ANA JÁCOMO
KARINE ARRUDA
DO REPÓRTERMT
No evento que abriu oficialmente sua pré-campanha ao Senado ao lado da esposa, Virgínia Mendes que se lançou pré-candidata a deputada federal, o ex-governador Mauro Mendes (União) confirmou as costuras de bastidores e admitiu que o nome do deputado federal Fábio Garcia (União) está no radar para ocupar a vaga de vice-governador. A cadeira comporá a chapa liderada pelo atual chefe do Executivo e pré-candidatoao governo de Mato Grosso, Otaviano Pivetta (Republicanos).
Ao ser questionado sobre a indicação do partido para o posto, Mendes revelou que o nome de seu ex-chefe da Casa Civil está formalmente sob avaliação para a disputa. "Ele tem todas as condições para ocupar qualquer carga que deseja (...) Ele é avaliado, sim", confirmou mas ponderando que, embora o nome de Garcia seja forte, o debate formalizado entre as legendas que compõem a base governista ainda não foi oficialmente aberto.
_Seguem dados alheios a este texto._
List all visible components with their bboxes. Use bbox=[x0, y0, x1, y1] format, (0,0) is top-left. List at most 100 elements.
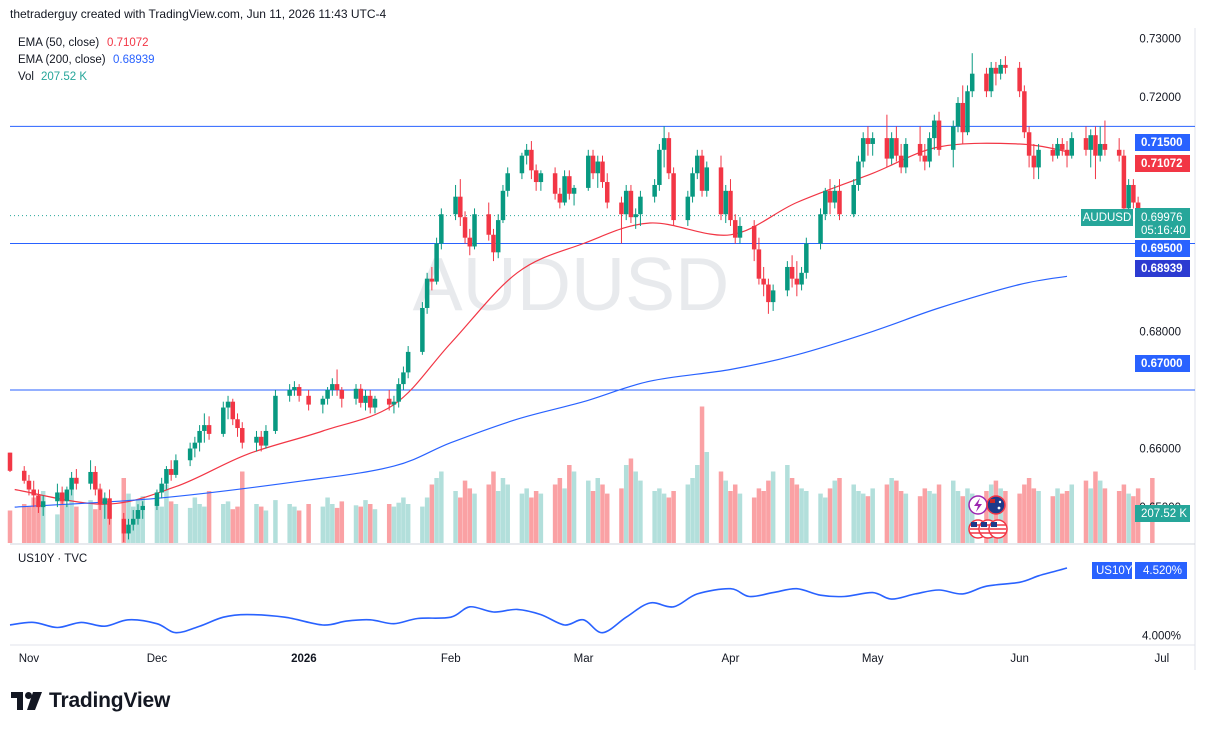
volume-bar bbox=[529, 497, 534, 543]
candle bbox=[1036, 143, 1041, 180]
candle bbox=[723, 184, 728, 224]
candle-body bbox=[932, 120, 937, 139]
candle bbox=[486, 202, 491, 241]
candle-body bbox=[903, 143, 909, 168]
volume-bar bbox=[168, 501, 174, 543]
candle-body bbox=[770, 290, 776, 303]
volume-bar bbox=[789, 478, 795, 543]
australia-flag-icon[interactable] bbox=[986, 495, 1006, 515]
volume-bar bbox=[823, 497, 828, 543]
candle bbox=[135, 504, 141, 525]
volume-bar bbox=[206, 491, 212, 543]
candle bbox=[164, 466, 169, 490]
candle bbox=[1083, 126, 1089, 156]
candle-body bbox=[860, 138, 866, 162]
candle bbox=[832, 184, 838, 209]
candle bbox=[197, 425, 202, 452]
candle bbox=[202, 413, 207, 443]
volume-bar bbox=[590, 491, 596, 543]
lightning-icon[interactable] bbox=[968, 495, 988, 515]
candle bbox=[751, 220, 757, 262]
candle bbox=[126, 518, 131, 540]
us10y-badge-symbol: US10Y bbox=[1096, 565, 1133, 577]
candle-body bbox=[1050, 149, 1056, 156]
candle bbox=[121, 512, 127, 543]
candle-body bbox=[187, 448, 193, 461]
volume-bar bbox=[690, 478, 695, 543]
volume-bar bbox=[927, 491, 932, 543]
volume-bar bbox=[296, 510, 302, 543]
candle bbox=[358, 384, 364, 408]
volume-bar bbox=[595, 478, 601, 543]
candle-body bbox=[107, 498, 112, 519]
candle bbox=[292, 381, 297, 396]
volume-bar bbox=[1050, 496, 1056, 543]
volume-bar bbox=[1131, 496, 1136, 543]
event-icons[interactable] bbox=[968, 495, 1008, 539]
candle bbox=[173, 454, 179, 478]
volume-bar bbox=[334, 507, 340, 543]
candle-body bbox=[998, 64, 1003, 74]
candle bbox=[1055, 138, 1060, 159]
volume-bar bbox=[325, 497, 330, 543]
volume-bar bbox=[254, 504, 259, 543]
candle bbox=[860, 132, 866, 168]
candle bbox=[998, 59, 1003, 80]
candle-body bbox=[386, 398, 392, 405]
candle-body bbox=[965, 91, 970, 133]
candle-body bbox=[562, 176, 567, 203]
volume-bar bbox=[732, 484, 738, 543]
volume-bar bbox=[202, 506, 207, 543]
candle bbox=[405, 346, 411, 379]
candle-body bbox=[927, 138, 932, 162]
volume-bar bbox=[292, 506, 297, 543]
candle-body bbox=[135, 510, 141, 519]
us10y-pane-label: US10Y · TVC bbox=[18, 553, 87, 565]
us-flag-icon[interactable] bbox=[988, 519, 1008, 539]
candle bbox=[770, 284, 776, 311]
candle bbox=[462, 211, 468, 244]
candle-body bbox=[1069, 138, 1075, 156]
volume-bar bbox=[367, 504, 373, 543]
volume-bar bbox=[121, 478, 127, 543]
candle-body bbox=[766, 284, 771, 303]
volume-bar bbox=[1055, 488, 1060, 543]
candle bbox=[884, 114, 890, 168]
candle-body bbox=[794, 278, 800, 285]
legend-vol-label: Vol bbox=[18, 71, 34, 83]
candle-body bbox=[472, 214, 477, 247]
level-label: 0.71500 bbox=[1141, 137, 1183, 149]
volume-bar bbox=[685, 484, 691, 543]
candle-body bbox=[1026, 132, 1032, 156]
candle-body bbox=[491, 234, 496, 253]
candle bbox=[695, 149, 700, 180]
volume-bar bbox=[955, 491, 961, 543]
candle-body bbox=[628, 190, 634, 218]
volume-bar bbox=[1060, 493, 1065, 543]
volume-bar bbox=[604, 493, 610, 543]
ema50-badge-value: 0.71072 bbox=[1141, 158, 1183, 170]
volume-bar bbox=[1017, 493, 1022, 543]
candle-body bbox=[538, 173, 544, 183]
candle bbox=[458, 179, 463, 226]
legend: EMA (50, close) 0.71072 EMA (200, close)… bbox=[18, 37, 155, 565]
footer-brand[interactable]: TradingView bbox=[11, 688, 170, 714]
volume-bar bbox=[671, 491, 676, 543]
candle bbox=[130, 510, 136, 531]
candle bbox=[1102, 120, 1108, 156]
candle-body bbox=[1102, 143, 1108, 150]
candle-body bbox=[140, 505, 145, 511]
candle-body bbox=[102, 498, 108, 505]
price-badges: AUDUSD 0.69976 05:16:40 0.71500 0.71072 … bbox=[1081, 134, 1190, 579]
volume-bar bbox=[386, 504, 392, 543]
candle bbox=[107, 489, 112, 525]
candle bbox=[1026, 126, 1032, 168]
volume-bar bbox=[235, 506, 240, 543]
volume-bar bbox=[870, 488, 875, 543]
candle-body bbox=[557, 193, 563, 203]
candle bbox=[960, 85, 965, 144]
volume-bar bbox=[903, 493, 909, 543]
time-tick-label: Mar bbox=[574, 653, 594, 665]
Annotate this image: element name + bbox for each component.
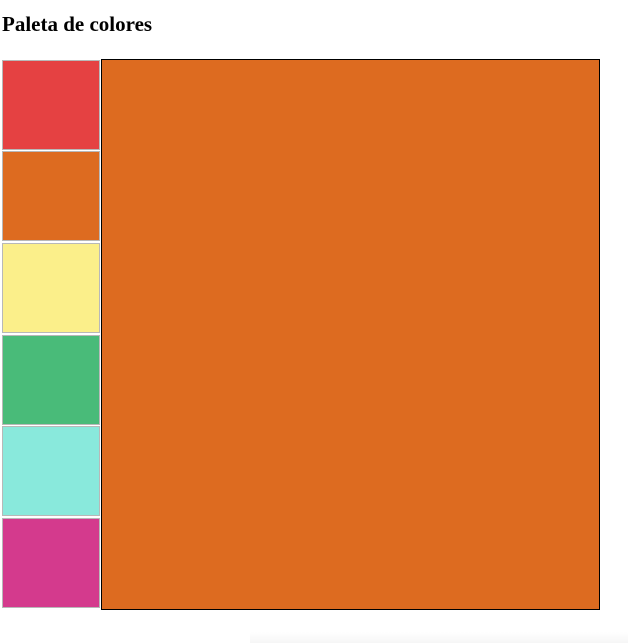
selected-color-preview — [101, 59, 600, 610]
color-swatch-orange[interactable] — [2, 151, 100, 241]
page-title: Paleta de colores — [2, 12, 153, 36]
color-swatch-yellow[interactable] — [2, 243, 100, 333]
color-swatch-list — [2, 60, 102, 610]
color-swatch-turquoise[interactable] — [2, 426, 100, 516]
color-swatch-green[interactable] — [2, 335, 100, 425]
color-swatch-pink[interactable] — [2, 518, 100, 608]
color-swatch-red[interactable] — [2, 60, 100, 150]
bottom-shadow — [250, 632, 628, 643]
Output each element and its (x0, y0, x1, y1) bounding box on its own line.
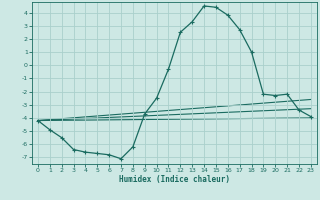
X-axis label: Humidex (Indice chaleur): Humidex (Indice chaleur) (119, 175, 230, 184)
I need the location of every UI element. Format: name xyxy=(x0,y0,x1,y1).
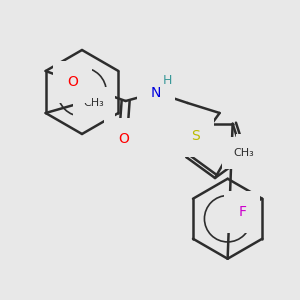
Text: H: H xyxy=(163,74,172,88)
Text: CH₃: CH₃ xyxy=(233,148,254,158)
Text: N: N xyxy=(150,86,161,100)
Text: F: F xyxy=(238,205,246,219)
Text: O: O xyxy=(118,132,129,146)
Text: S: S xyxy=(191,129,200,143)
Text: CH₃: CH₃ xyxy=(84,98,104,108)
Text: N: N xyxy=(250,148,261,162)
Text: O: O xyxy=(67,75,78,89)
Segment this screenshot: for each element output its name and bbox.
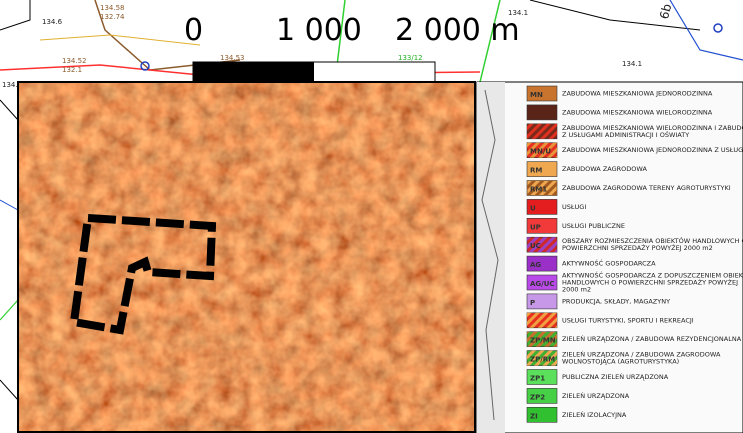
legend-item: MN ZABUDOWA MIESZKANIOWA JEDNORODZINNA: [526, 85, 713, 102]
legend-swatch: [526, 161, 558, 177]
legend-hatch: [527, 312, 557, 328]
scale-label: 0: [184, 13, 203, 48]
legend-label: ZIELEŃ IZOLACYJNA: [562, 410, 627, 419]
legend-code: ZP1: [530, 375, 545, 383]
legend-label: AKTYWNOŚĆ GOSPODARCZA Z DOPUSZCZENIEM OB…: [562, 271, 743, 294]
legend-label: ZABUDOWA MIESZKANIOWA WIELORODZINNA: [562, 108, 713, 116]
map-labels: 134.6 134.58 132.74 134.1 6b 134.52 132.…: [2, 2, 674, 89]
map-label: 134.53: [220, 54, 245, 62]
legend-label: ZABUDOWA MIESZKANIOWA JEDNORODZINNA Z US…: [562, 146, 743, 154]
legend-label: USŁUGI: [562, 203, 586, 211]
legend: MN ZABUDOWA MIESZKANIOWA JEDNORODZINNA ZAB…: [476, 81, 743, 433]
legend-item: UC OBSZARY ROZMIESZCZENIA OBIEKTÓW HANDLO…: [526, 236, 743, 253]
map-label: 134.58: [100, 4, 125, 12]
legend-label: ZIELEŃ URZĄDZONA / ZABUDOWA ZAGRODOWA WOL…: [562, 350, 721, 366]
legend-item: AG AKTYWNOŚĆ GOSPODARCZA: [526, 255, 656, 272]
legend-label: USŁUGI PUBLICZNE: [562, 222, 625, 230]
legend-item: ZABUDOWA MIESZKANIOWA WIELORODZINNA I ZA…: [526, 123, 743, 140]
legend-swatch: [526, 293, 558, 310]
legend-label: ZABUDOWA ZAGRODOWA: [562, 165, 647, 173]
map-label: 134.1: [508, 9, 528, 17]
legend-item: ZABUDOWA MIESZKANIOWA WIELORODZINNA: [526, 104, 713, 121]
legend-code: ZP/RM: [530, 356, 555, 364]
legend-item: AG/UC AKTYWNOŚĆ GOSPODARCZA Z DOPUSZCZENI…: [526, 271, 743, 294]
legend-swatch: [526, 369, 558, 385]
legend-hatch: [527, 180, 557, 196]
legend-swatch: [526, 406, 558, 423]
legend-swatch: [526, 199, 558, 215]
legend-code: MN/U: [530, 148, 551, 156]
legend-item: RM ZABUDOWA ZAGRODOWA: [526, 161, 647, 177]
legend-code: P: [530, 299, 535, 307]
legend-swatch: [526, 218, 558, 234]
legend-label: PRODUKCJA, SKŁADY, MAGAZYNY: [562, 297, 670, 305]
legend-hatch: [527, 331, 557, 347]
legend-label: ZIELEŃ URZĄDZONA: [562, 391, 630, 400]
legend-code: MN: [530, 91, 543, 99]
map-label: 132.74: [100, 13, 125, 21]
legend-label: PUBLICZNA ZIELEŃ URZĄDZONA: [562, 372, 669, 381]
legend-swatch: [526, 388, 558, 404]
map-label: 134.: [2, 81, 18, 89]
legend-swatch: [526, 104, 558, 121]
map-label: 134.6: [42, 18, 63, 26]
legend-item: P PRODUKCJA, SKŁADY, MAGAZYNY: [526, 293, 670, 310]
legend-item: RM1 ZABUDOWA ZAGRODOWA TERENY AGROTURYSTY…: [526, 180, 731, 196]
legend-code: RM: [530, 167, 542, 175]
legend-item: U USŁUGI: [526, 199, 586, 215]
legend-hatch: [527, 237, 557, 253]
legend-item: ZP1 PUBLICZNA ZIELEŃ URZĄDZONA: [526, 369, 669, 385]
legend-label: ZABUDOWA MIESZKANIOWA JEDNORODZINNA: [562, 90, 713, 98]
legend-code: AG: [530, 261, 541, 269]
legend-label: USŁUGI TURYSTYKI, SPORTU I REKREACJI: [562, 316, 694, 324]
legend-label: ZABUDOWA ZAGRODOWA TERENY AGROTURYSTYKI: [562, 184, 731, 192]
legend-label: AKTYWNOŚĆ GOSPODARCZA: [562, 259, 656, 268]
legend-code: UC: [530, 242, 541, 250]
legend-item: ZP2 ZIELEŃ URZĄDZONA: [526, 388, 630, 404]
legend-code: ZP2: [530, 393, 545, 401]
legend-label: ZIELEŃ URZĄDZONA / ZABUDOWA REZYDENCJONA…: [562, 334, 742, 343]
map-label: 134.52: [62, 57, 87, 65]
legend-hatch: [527, 142, 557, 158]
legend-item: ZI ZIELEŃ IZOLACYJNA: [526, 406, 627, 423]
legend-code: U: [530, 204, 536, 212]
map-label: 6b: [657, 2, 674, 20]
legend-swatch: [526, 255, 558, 272]
scale-label: 2 000 m: [395, 13, 520, 48]
legend-item: MN/U ZABUDOWA MIESZKANIOWA JEDNORODZINNA …: [526, 142, 743, 158]
legend-label: ZABUDOWA MIESZKANIOWA WIELORODZINNA I ZA…: [562, 124, 743, 139]
legend-code: UP: [530, 223, 541, 231]
legend-hatch: [527, 123, 557, 139]
legend-item: UP USŁUGI PUBLICZNE: [526, 218, 625, 234]
legend-code: ZP/MN: [530, 337, 556, 345]
map-label: 133/12: [398, 54, 423, 62]
scale-bar: 0 1 000 2 000 m: [184, 13, 520, 83]
scale-label: 1 000: [276, 13, 362, 48]
map-label: 134.1: [622, 60, 642, 68]
legend-label: OBSZARY ROZMIESZCZENIA OBIEKTÓW HANDLOWY…: [562, 236, 743, 252]
legend-code: AG/UC: [530, 280, 555, 288]
legend-swatch: [526, 85, 558, 102]
map-label: 132.1: [62, 66, 82, 74]
legend-item: USŁUGI TURYSTYKI, SPORTU I REKREACJI: [526, 312, 694, 329]
legend-item: ZP/RM ZIELEŃ URZĄDZONA / ZABUDOWA ZAGRODO…: [526, 350, 721, 366]
legend-swatch: [526, 274, 558, 291]
legend-code: RM1: [530, 186, 547, 194]
aerial-image: [17, 81, 476, 433]
legend-hatch: [527, 350, 557, 366]
legend-code: ZI: [530, 412, 538, 420]
legend-item: ZP/MN ZIELEŃ URZĄDZONA / ZABUDOWA REZYDEN…: [526, 331, 742, 348]
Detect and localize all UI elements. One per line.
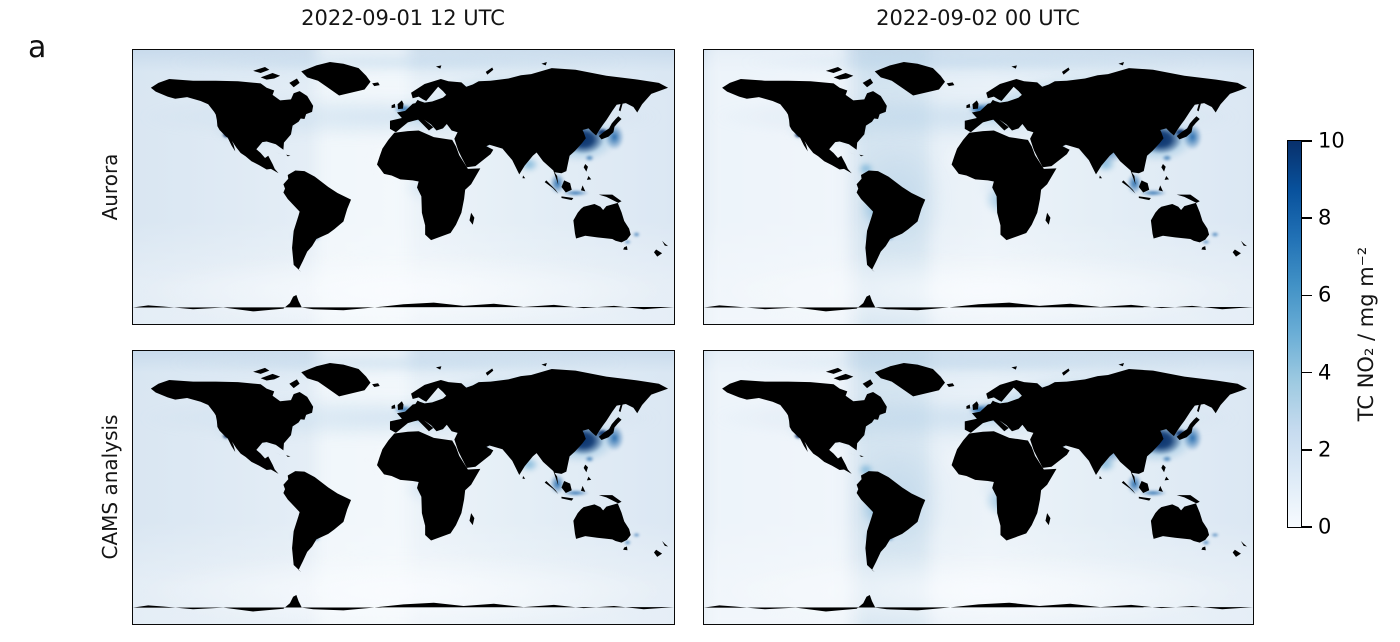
no2-region-uk-benelux-spot bbox=[393, 104, 414, 114]
no2-region-sydney-spot bbox=[632, 532, 641, 538]
map-cams-t2 bbox=[703, 350, 1254, 625]
no2-region-pale-antarctic bbox=[133, 252, 674, 324]
no2-region-sydney-spot bbox=[1211, 532, 1219, 538]
world-coastlines bbox=[704, 62, 1253, 312]
map-aurora-t2 bbox=[703, 49, 1254, 325]
world-coastlines bbox=[133, 62, 674, 312]
column-title-1: 2022-09-01 12 UTC bbox=[301, 6, 505, 30]
colorbar-tick-label: 2 bbox=[1318, 437, 1332, 462]
no2-region-sydney-spot bbox=[632, 232, 641, 238]
colorbar-tick-label: 6 bbox=[1318, 282, 1332, 307]
no2-region-korea-spot bbox=[1173, 429, 1188, 438]
column-title-2: 2022-09-02 00 UTC bbox=[876, 6, 1080, 30]
map-aurora-t1 bbox=[132, 49, 675, 325]
no2-region-arctic-haze bbox=[736, 353, 1210, 373]
colorbar: 10 8 6 4 2 0 bbox=[1287, 129, 1400, 539]
no2-region-java-spots bbox=[1139, 490, 1167, 497]
no2-region-korea-spot bbox=[596, 128, 610, 138]
colorbar-tick-label: 4 bbox=[1318, 360, 1332, 385]
no2-region-taiwan-spot bbox=[1162, 455, 1172, 462]
no2-region-uk-benelux-spot bbox=[393, 405, 414, 415]
row-label-cams-analysis: CAMS analysis bbox=[98, 414, 122, 560]
colorbar-tick bbox=[1302, 140, 1312, 142]
colorbar-tick-label: 0 bbox=[1318, 514, 1332, 539]
no2-region-melbourne-spot bbox=[1202, 239, 1210, 245]
no2-region-pale-antarctic bbox=[704, 252, 1253, 324]
no2-region-melbourne-spot bbox=[624, 239, 632, 245]
no2-region-melbourne-spot bbox=[1202, 540, 1210, 545]
no2-region-korea-spot bbox=[596, 429, 610, 438]
no2-region-java-spots bbox=[1139, 189, 1167, 196]
colorbar-tick bbox=[1302, 217, 1312, 220]
no2-region-pale-antarctic bbox=[704, 553, 1253, 624]
colorbar-tick bbox=[1302, 449, 1312, 451]
subfigure-label: a bbox=[28, 30, 47, 65]
no2-region-arctic-haze bbox=[736, 52, 1210, 72]
no2-region-sumatra-malaysia bbox=[549, 173, 565, 194]
colorbar-tick bbox=[1302, 526, 1312, 528]
colorbar-gradient bbox=[1287, 140, 1302, 528]
colorbar-tick bbox=[1302, 294, 1312, 297]
no2-region-taiwan-spot bbox=[584, 455, 594, 462]
map-cams-t1 bbox=[132, 350, 675, 625]
no2-region-sydney-spot bbox=[1211, 232, 1219, 238]
no2-region-java-spots bbox=[562, 490, 590, 497]
no2-region-melbourne-spot bbox=[624, 540, 632, 545]
colorbar-tick-label: 10 bbox=[1318, 128, 1345, 153]
no2-region-taiwan-spot bbox=[1162, 154, 1172, 162]
no2-region-arctic-haze bbox=[165, 52, 631, 72]
no2-region-sumatra-malaysia bbox=[1126, 173, 1143, 194]
no2-region-taiwan-spot bbox=[584, 154, 594, 162]
row-label-aurora: Aurora bbox=[98, 153, 122, 221]
no2-region-sumatra-malaysia bbox=[549, 473, 565, 495]
colorbar-tick bbox=[1302, 371, 1312, 374]
colorbar-label: TC NO₂ / mg m⁻² bbox=[1354, 246, 1378, 422]
no2-region-java-spots bbox=[562, 189, 590, 196]
world-coastlines bbox=[133, 363, 674, 612]
no2-region-sumatra-malaysia bbox=[1126, 473, 1143, 495]
world-coastlines bbox=[704, 363, 1253, 612]
no2-region-korea-spot bbox=[1173, 128, 1188, 138]
no2-region-arctic-haze bbox=[165, 353, 631, 373]
no2-region-pale-antarctic bbox=[133, 553, 674, 624]
colorbar-tick-label: 8 bbox=[1318, 205, 1332, 230]
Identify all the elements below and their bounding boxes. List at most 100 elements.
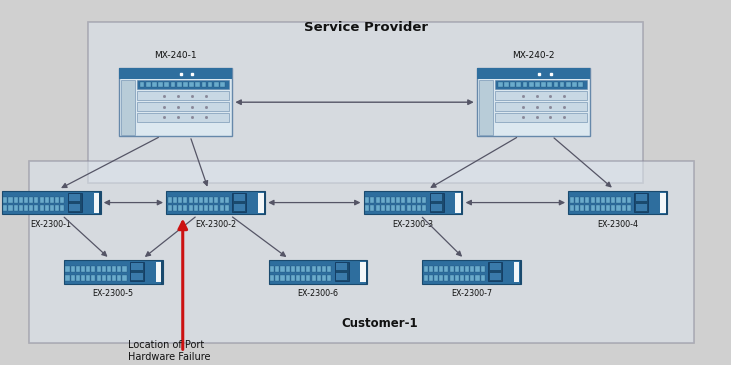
Bar	[107, 266, 111, 272]
Bar	[401, 205, 406, 211]
Bar	[24, 197, 28, 203]
Bar	[69, 194, 80, 201]
Bar	[194, 197, 198, 203]
Bar	[490, 273, 501, 280]
Text: EX-2300-1: EX-2300-1	[31, 220, 72, 229]
Bar	[137, 91, 230, 100]
Bar	[406, 197, 411, 203]
Bar	[586, 205, 589, 211]
Bar	[81, 274, 85, 281]
Bar	[183, 82, 188, 87]
Bar	[578, 82, 583, 87]
Bar	[510, 82, 515, 87]
Bar	[616, 205, 621, 211]
Text: EX-2300-6: EX-2300-6	[298, 289, 338, 299]
Bar	[611, 205, 616, 211]
Bar	[60, 205, 64, 211]
Bar	[606, 205, 610, 211]
Bar	[296, 274, 300, 281]
Bar	[276, 274, 279, 281]
Bar	[50, 197, 54, 203]
Bar	[336, 263, 347, 270]
Bar	[173, 197, 177, 203]
Bar	[234, 194, 245, 201]
Bar	[396, 205, 401, 211]
Bar	[580, 205, 584, 211]
Bar	[429, 266, 433, 272]
Bar	[376, 205, 379, 211]
Bar	[264, 191, 265, 215]
Bar	[204, 205, 208, 211]
Bar	[166, 191, 265, 215]
Bar	[55, 197, 59, 203]
Bar	[495, 91, 587, 100]
Bar	[488, 262, 502, 281]
Bar	[29, 197, 34, 203]
Bar	[391, 205, 395, 211]
Bar	[224, 205, 229, 211]
Bar	[327, 274, 331, 281]
Bar	[541, 82, 546, 87]
Bar	[306, 266, 311, 272]
Bar	[137, 80, 230, 89]
Bar	[480, 80, 493, 135]
Bar	[66, 266, 69, 272]
Bar	[14, 197, 18, 203]
Bar	[71, 274, 75, 281]
Bar	[475, 274, 480, 281]
Bar	[336, 273, 347, 280]
Bar	[621, 197, 626, 203]
Bar	[570, 205, 574, 211]
Bar	[516, 82, 521, 87]
Bar	[281, 274, 284, 281]
Bar	[412, 205, 416, 211]
Bar	[460, 274, 464, 281]
Bar	[429, 274, 433, 281]
Bar	[514, 262, 519, 282]
Bar	[173, 205, 177, 211]
Bar	[24, 205, 28, 211]
Bar	[635, 193, 648, 212]
Bar	[366, 197, 369, 203]
Bar	[118, 69, 232, 136]
Bar	[4, 197, 7, 203]
Bar	[596, 197, 600, 203]
Bar	[214, 82, 219, 87]
Bar	[504, 82, 509, 87]
Bar	[465, 274, 469, 281]
FancyBboxPatch shape	[88, 22, 643, 182]
Bar	[591, 197, 594, 203]
Bar	[417, 205, 421, 211]
Text: Location of Port: Location of Port	[128, 340, 204, 350]
Bar	[606, 197, 610, 203]
Bar	[178, 205, 182, 211]
Bar	[121, 80, 135, 135]
Bar	[91, 266, 96, 272]
Text: Hardware Failure: Hardware Failure	[128, 352, 211, 362]
Bar	[177, 82, 181, 87]
Bar	[523, 82, 527, 87]
Bar	[199, 197, 203, 203]
Bar	[96, 266, 101, 272]
Bar	[45, 205, 49, 211]
Bar	[122, 266, 126, 272]
Bar	[412, 197, 416, 203]
Bar	[170, 82, 175, 87]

Apesar de colocar o correligionário do União Brasil no circuito, o pré-candidato ao Senado fez questão de negar qualquer tipo de imposição partidária sobre o Palácio Paiaguás. Para explicar a necessidade de afinidade política e pessoal na composição da chapa, Mendes utilizou uma metáfora para garantir autonomia total a Otaviano Pivetta na palavra final.
"Quem vai escolher o vice é o Pivetta. Eu escolhi minha esposa para casar, ela me escolheu, e o vice é mais ou menos isso. Você tem que ter a liberdade de escolher".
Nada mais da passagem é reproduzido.